CINCINNATI — During a Monday afternoon press conference, Mayor John Cranley addressed public concern over unemployment backup and how Cincinnati plans to enforce Governor DeWine's "stay at home" order.
Cranley said the governor is aware of "an unfortunate backup of unemployment calls" happening; DeWine's unemployment website crashed earlier Monday and people have reportedly complained to Cranley about the long wait times on the unemployment phone line. Cranley urged those who can do things online to do so, to free up phone wait times for those who cannot access the internet.
He also explained that, currently, 10-99 tax-filing employees, or independent contractor positions, cannot qualify for unemployment due to federal and state law.
"I can't emphasize enough how important it is for 10-99 workers to access unemployment benefits," said Cranley.
He said Governor DeWine has been lobbying Congress to amend this law for now, to help workers make it through the COVID-19 crisis. He urged citizens to call their Senate and Congress leaders to ask them to ensure that independent contractors and freelance workers be able to qualify for unemployment benefits.

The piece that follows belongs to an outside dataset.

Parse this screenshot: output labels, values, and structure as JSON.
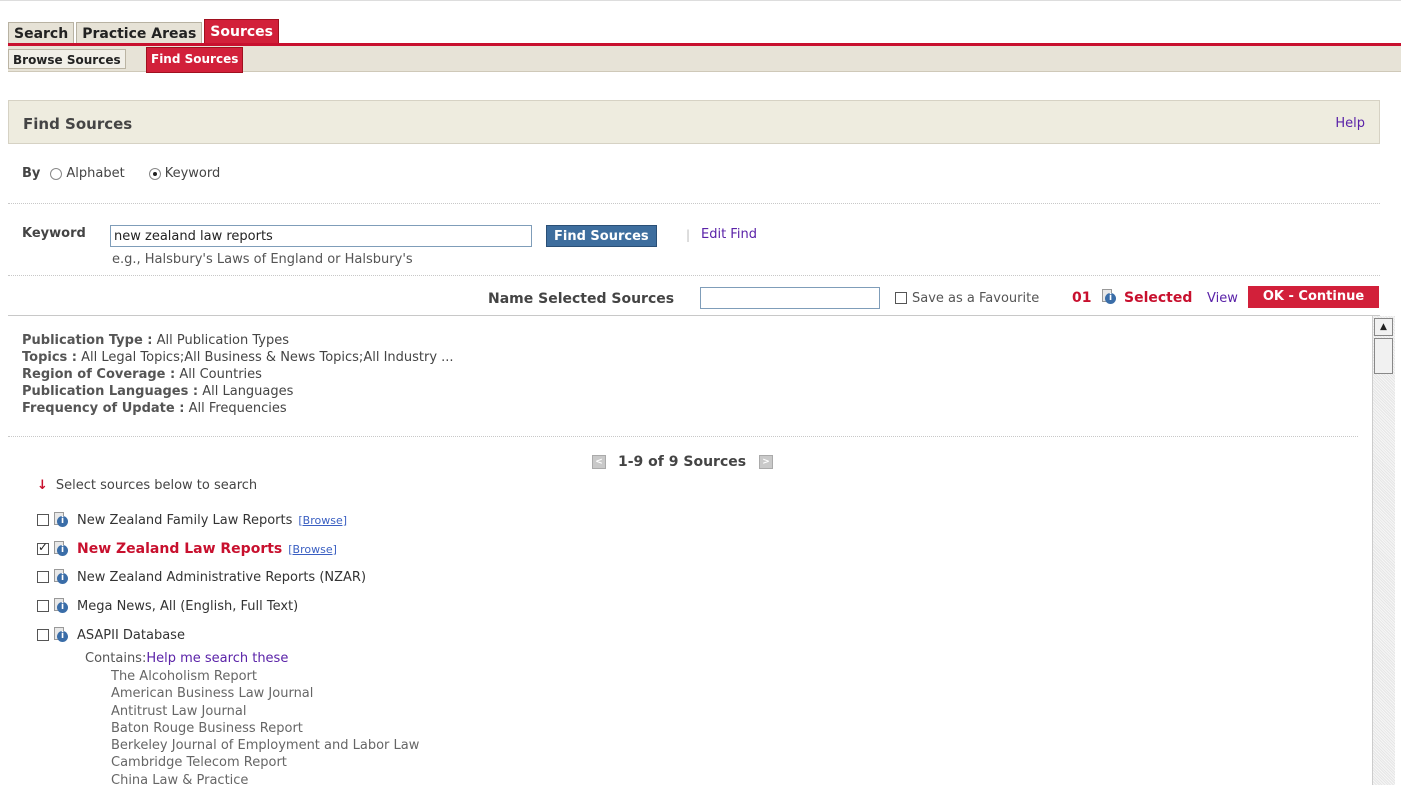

Cranley also reiterated Cincinnati's policy for enforcing DeWine's "stay at home" order, explaining that compliance is key. Chief Eliot Isaac said the Cincinnati Police will be out enforcing the order, but do not intend to stop any drivers or people moving around on their daily business. Isaac said the Police Department will instead focus on ensuring that businesses are complying with the rules, but they will break up large groups of people if they see them gathered in public spaces.
Isaac also explained that the department will be putting together a list of non-emergency calls that first responders will no longer respond to, in order to keep those first responders safe and unexposed to COVID-19. Emergency calls will still see a response, he said, but the department is working on a way to respond by phone or online to some calls that do not require an immediate response.
"Safety is paramount here," said Isaac. "Keeping everyone safe and healthy."
Cranley also said there may be a slowdown in police response time as the city works to spread out the police force to reduce the risk of spreading COVID-19 among officers if any of them do come down with the virus.
Cranley also stated that, in looking forward and bracing for a budget shortfall in the future, the city has invoked a hiring freeze and is in the process of reconsidering non-executed contract work. The city is also considering a furlough for part-time employees.
In addition, Cincinnati Health Comissioner Melba Moore announced Cincinnati has three additional positive cases of COVID-19, with 10 more tests pending.